John Grohol wrote:
Hi, excuse my ignorance... But after searching for
information on this for
the past 2 hours, I can't seem to find any FAQ or simple instruction set on
what to do with with the new XML dumps provided at
http://download.wikimedia.org/
The sole link provided on the page mentions nothing of the new XML format,
or what to do with it. Searching through this mailing list hasn't shed much
more light.
Well, you can do anything you like with it. ;) The XML source should be
pretty self-explanatory about its contents; you should also find a
description of the format at
http://meta.wikimedia.org/wiki/Help:Export
If you want to import it into a MediaWiki 1.5 instance, the currently
canonical way would be:
* Install a fresh wiki running MediaWiki 1.5rc4.
* Set up AdminSettings.php if necessary; command-line access is required.
* Pipe the file to importDump.php:
gzip -dc pages_full.xml.gz | php importDump.php
Any help would be very much appreciated (even a
pointer to a
page that explains how to import these files into a 1.3.x or 1.4.xsystem...)!
I've been working on a utility for filtering the XML backup dump files;
it'll be used as part of our backup procedure for creating filtered
dumps as well as the complete ones.
For extra fun I've included an output mode to generate SQL statements in
1.4 or 1.5 schema which could be then read into an already-initialized
database.
At the moment this is command-line only, and the SQL mode is basically
completely untested. In the future it should be better tested and I may
add a GUI front-end and a helper for creating and initializing a database.
The tool is written in C# and runs on the cross-platform Mono runtime,
and should also run on .NET 1.1 if you're a Microsoft person.
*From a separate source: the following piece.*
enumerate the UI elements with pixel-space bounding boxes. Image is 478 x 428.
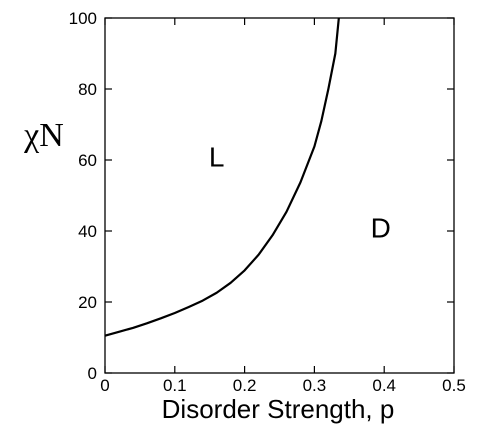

As it's
new I don't have a binary release yet, but source and a makefile for
compiling with Mono are in our CVS repository:
http://cvs.sourceforge.net/viewcvs.py/wikipedia/mwdumper/
You might run it something like this:
gzip -dc pages_full.xml.gz | mono mwdumper.exe --format=sql:1.4 > curold.sql
Then import the SQL into an installed MediaWiki 1.4 database. (The cur
and old tables should be _empty_ at this point; if using the installer
there will be data in there, so delete it first.)
-- brion vibber (brion @
pobox.com)